The large statue of Bhairava in Leiden is certainly one of Singosari’s main curiosities and mysteries. Its original location is unknown and this has led to considerable discussion. The Bhairava is an amazing and, almost, unique sculpture. Very few images of Bhairava have been found in Indonesia and, of these, only two are monumental statues: the Bhairava of Sungai Langsat (West Sumatra) and the Bhairava of Singosari. The Bhairava of Singosari is represented sitting on his dog. In his four hands, he holds a trident, a knife, a skull cup and a drum. His wild, curly hair is floating behind his head. He is depicted naked, with the exception of some jewels. His bulging eyes and his fangs denote his demonic character, as do the skulls and severed heads adorning his crown, earrings and necklace. Like Ganesha, Bhairava stands on a row of skulls.

In Hindu mythology, Bhairava represents the destructive manifestation of Shiva.
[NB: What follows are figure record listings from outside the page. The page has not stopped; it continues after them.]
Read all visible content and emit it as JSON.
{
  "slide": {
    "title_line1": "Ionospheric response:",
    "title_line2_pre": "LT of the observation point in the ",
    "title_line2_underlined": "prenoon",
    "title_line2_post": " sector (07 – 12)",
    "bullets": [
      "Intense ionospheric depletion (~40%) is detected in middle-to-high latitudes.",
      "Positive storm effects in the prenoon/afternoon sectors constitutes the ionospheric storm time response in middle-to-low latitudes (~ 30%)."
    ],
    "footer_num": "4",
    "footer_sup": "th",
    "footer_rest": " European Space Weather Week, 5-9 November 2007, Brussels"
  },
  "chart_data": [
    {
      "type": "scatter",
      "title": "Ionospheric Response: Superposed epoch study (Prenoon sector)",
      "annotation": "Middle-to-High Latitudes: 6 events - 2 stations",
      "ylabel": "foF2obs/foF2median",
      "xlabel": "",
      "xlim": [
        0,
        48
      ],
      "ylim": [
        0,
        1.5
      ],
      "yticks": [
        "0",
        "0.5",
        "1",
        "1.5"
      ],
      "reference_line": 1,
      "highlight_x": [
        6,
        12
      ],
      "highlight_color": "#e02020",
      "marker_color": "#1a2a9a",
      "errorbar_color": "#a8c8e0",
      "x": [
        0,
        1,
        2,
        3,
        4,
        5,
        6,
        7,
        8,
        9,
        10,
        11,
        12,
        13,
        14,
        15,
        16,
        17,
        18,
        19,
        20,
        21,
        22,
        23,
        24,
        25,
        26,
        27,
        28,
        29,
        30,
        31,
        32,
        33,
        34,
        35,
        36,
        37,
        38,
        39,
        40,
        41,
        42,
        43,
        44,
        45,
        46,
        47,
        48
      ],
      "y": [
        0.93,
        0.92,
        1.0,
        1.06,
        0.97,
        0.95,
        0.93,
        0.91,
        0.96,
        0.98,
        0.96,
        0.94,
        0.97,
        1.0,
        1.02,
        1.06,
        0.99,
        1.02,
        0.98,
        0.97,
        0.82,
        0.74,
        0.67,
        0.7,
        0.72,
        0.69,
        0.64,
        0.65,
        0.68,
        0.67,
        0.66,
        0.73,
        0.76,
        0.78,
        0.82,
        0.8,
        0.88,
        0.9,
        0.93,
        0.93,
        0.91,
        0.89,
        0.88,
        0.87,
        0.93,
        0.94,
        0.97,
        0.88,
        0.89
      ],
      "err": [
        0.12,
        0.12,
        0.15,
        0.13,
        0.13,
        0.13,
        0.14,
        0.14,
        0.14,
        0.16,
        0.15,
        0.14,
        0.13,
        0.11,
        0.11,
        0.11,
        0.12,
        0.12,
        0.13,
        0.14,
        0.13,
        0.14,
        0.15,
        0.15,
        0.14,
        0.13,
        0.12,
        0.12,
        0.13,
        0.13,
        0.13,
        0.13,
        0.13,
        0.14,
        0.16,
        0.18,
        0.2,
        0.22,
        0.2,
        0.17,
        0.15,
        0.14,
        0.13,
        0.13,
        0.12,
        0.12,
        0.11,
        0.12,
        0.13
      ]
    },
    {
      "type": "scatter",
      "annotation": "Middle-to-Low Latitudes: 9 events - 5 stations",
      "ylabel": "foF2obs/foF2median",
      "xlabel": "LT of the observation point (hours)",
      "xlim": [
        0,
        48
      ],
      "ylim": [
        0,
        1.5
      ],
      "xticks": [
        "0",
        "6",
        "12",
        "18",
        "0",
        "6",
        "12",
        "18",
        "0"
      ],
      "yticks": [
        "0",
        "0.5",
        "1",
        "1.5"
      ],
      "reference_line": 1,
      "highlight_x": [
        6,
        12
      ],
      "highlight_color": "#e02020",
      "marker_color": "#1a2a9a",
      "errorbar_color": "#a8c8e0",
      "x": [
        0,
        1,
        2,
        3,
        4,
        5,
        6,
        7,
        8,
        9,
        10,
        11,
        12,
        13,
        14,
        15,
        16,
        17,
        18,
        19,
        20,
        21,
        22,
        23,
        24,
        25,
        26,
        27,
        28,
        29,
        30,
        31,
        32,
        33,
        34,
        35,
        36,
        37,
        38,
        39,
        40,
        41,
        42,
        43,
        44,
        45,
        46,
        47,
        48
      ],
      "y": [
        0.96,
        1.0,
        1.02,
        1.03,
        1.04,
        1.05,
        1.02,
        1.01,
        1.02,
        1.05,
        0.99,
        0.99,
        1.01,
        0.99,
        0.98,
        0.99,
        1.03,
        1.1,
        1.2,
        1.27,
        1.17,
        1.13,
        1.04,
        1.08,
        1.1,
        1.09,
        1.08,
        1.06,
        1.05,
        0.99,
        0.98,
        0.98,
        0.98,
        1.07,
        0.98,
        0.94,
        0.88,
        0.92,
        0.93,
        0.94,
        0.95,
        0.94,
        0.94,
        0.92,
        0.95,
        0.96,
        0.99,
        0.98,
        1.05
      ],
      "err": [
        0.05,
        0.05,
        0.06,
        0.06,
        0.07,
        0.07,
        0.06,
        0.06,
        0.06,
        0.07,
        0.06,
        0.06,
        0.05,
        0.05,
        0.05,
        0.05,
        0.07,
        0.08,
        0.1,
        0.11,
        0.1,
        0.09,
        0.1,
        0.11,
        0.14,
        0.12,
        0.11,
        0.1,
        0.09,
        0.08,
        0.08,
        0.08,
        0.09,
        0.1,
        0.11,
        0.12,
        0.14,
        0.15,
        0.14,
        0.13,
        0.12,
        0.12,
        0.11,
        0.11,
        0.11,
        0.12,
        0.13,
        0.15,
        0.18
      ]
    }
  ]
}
This is probably the most violent representation of Shiva, since it is linked to the myth of the decapitation of Brahma, the creator of the Hindu triad. The story is told in the Puranas. Brahma, wanting to be recognized as the supreme deity, asked Vishnu to worship him, since he was the creator of the universe. Brahma’s pretence angered Shiva, who considered himself as the creator of all. Shiva’s anger was incarnated in the form of Bhairava. Bhairava beheaded one of Brahma’s heads, but his deed made him guilty of slaying a brahmin. To expiate his crime, Bhairava was condemned to wander as a hermit and survive by begging until he was cleared of his sin in the holy city of Varanasi (Benares).

The image at Singosari most probably features Bhairava during his wandering period. He is depicted as a naked man. The skull cup may represent Brahma’s skull which, according to the myth, no sacrifice could fill. The knife in his hand is a sacrificial knife for blood offerings and the skulls on which he stands are reminiscent of his meditation on cremation grounds.

Bhairava is the annihilator of the worlds, but destruction is also salvation: the destruction of a world preludes its re-creation. This aspect of Shiva is also manifest in the microcosm. Bhairava, then, embodies the destruction of ignorance and illusion, freeing men from the material world. The worship of Bhairava will grant his devotees triumph over rivals and worldly success.

Even though the early documentation by Engelhard seems to suggest that the image comes from Candi Singosari (Candi A), it is not exactly clear how accurate this information is. The statue could also have come from the direct surroundings of Candi Singosari, or even from slightly further away, from one of the other temples.